First consider this simpler circuit:-

simulate this circuit – Schematic created using CircuitLab

If the op amp's inverting (-) input is lower than the non-inverting (+) input then its output voltage will go up, if the inverting input is higher the output voltage will go down, and when they are exactly equal the output voltage on R2 will equal Vi. This is the classic op amp 'buffer' configuration with 100% negative feedback and a gain of 1.

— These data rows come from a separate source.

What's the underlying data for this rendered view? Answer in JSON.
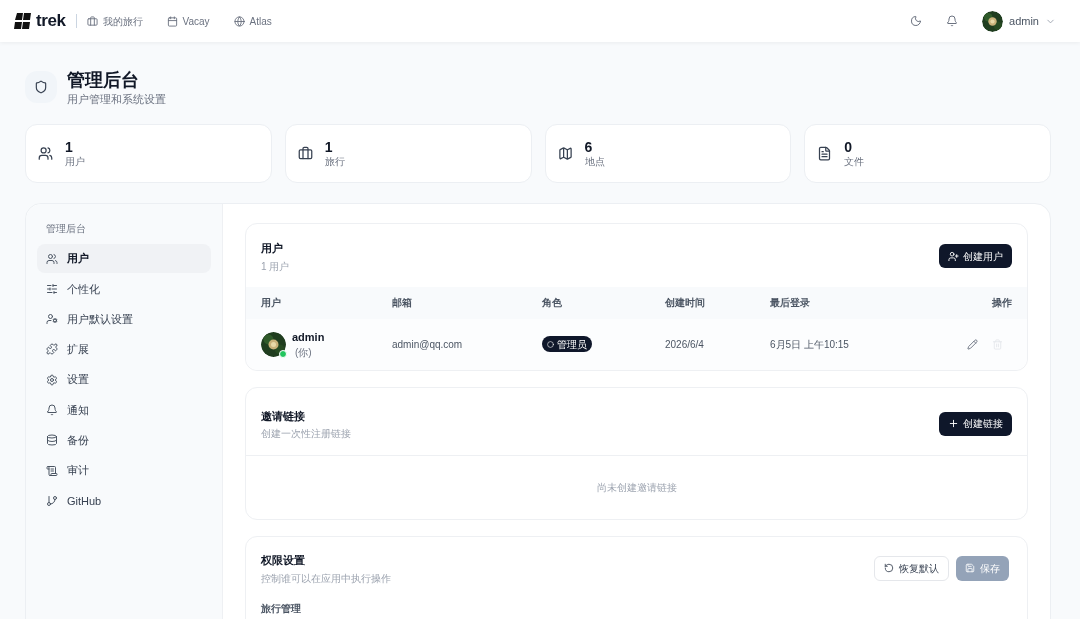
{
  "nav": {
    "brand": "trek",
    "links": [
      {
        "label": "我的旅行"
      },
      {
        "label": "Vacay"
      },
      {
        "label": "Atlas"
      }
    ],
    "user": "admin"
  },
  "header": {
    "title": "管理后台",
    "subtitle": "用户管理和系统设置"
  },
  "stats": [
    {
      "value": "1",
      "label": "用户"
    },
    {
      "value": "1",
      "label": "旅行"
    },
    {
      "value": "6",
      "label": "地点"
    },
    {
      "value": "0",
      "label": "文件"
    }
  ],
  "sidebar": {
    "heading": "管理后台",
    "items": [
      {
        "label": "用户",
        "selected": true
      },
      {
        "label": "个性化",
        "selected": false
      },
      {
        "label": "用户默认设置",
        "selected": false
      },
      {
        "label": "扩展",
        "selected": false
      },
      {
        "label": "设置",
        "selected": false
      },
      {
        "label": "通知",
        "selected": false
      },
      {
        "label": "备份",
        "selected": false
      },
      {
        "label": "审计",
        "selected": false
      },
      {
        "label": "GitHub",
        "selected": false
      }
    ]
  },
  "users": {
    "title": "用户",
    "subtitle": "1 用户",
    "button": "创建用户",
    "columns": [
      "用户",
      "邮箱",
      "角色",
      "创建时间",
      "最后登录",
      "操作"
    ],
    "rows": [
      {
        "name": "admin",
        "you": "(你)",
        "online": true,
        "email": "admin@qq.com",
        "role": "管理员",
        "created": "2026/6/4",
        "last_login": "6月5日 上午10:15"
      }
    ]
  },
  "invites": {
    "title": "邀请链接",
    "subtitle": "创建一次性注册链接",
    "button": "创建链接",
    "empty": "尚未创建邀请链接"
  },
  "permissions": {
    "title": "权限设置",
    "subtitle": "控制谁可以在应用中执行操作",
    "reset": "恢复默认",
    "save": "保存",
    "save_disabled": true,
    "group": "旅行管理"
  }
}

Now add two diodes representing the Base-Emitter junctions of T1 and T3:-

simulate this circuit

The same thing happens, only now the op amp must raise its output by 2 diode voltage drops (~1.2 V) to make the inverting input equal the non-inverting input.

In the full circuit, if the values of R3 and R1 are not high enough to cause T1 and T3 to saturate then most of the current through R2 will come from them rather than from the op amp output, but the voltage across R2 will always be the same, ie. equal to Vi.

So the current through R1 is not the same as the current through R2. However if the current gain of T3 is high then it will be close, since most of it will come from the Collector and very little from the Base.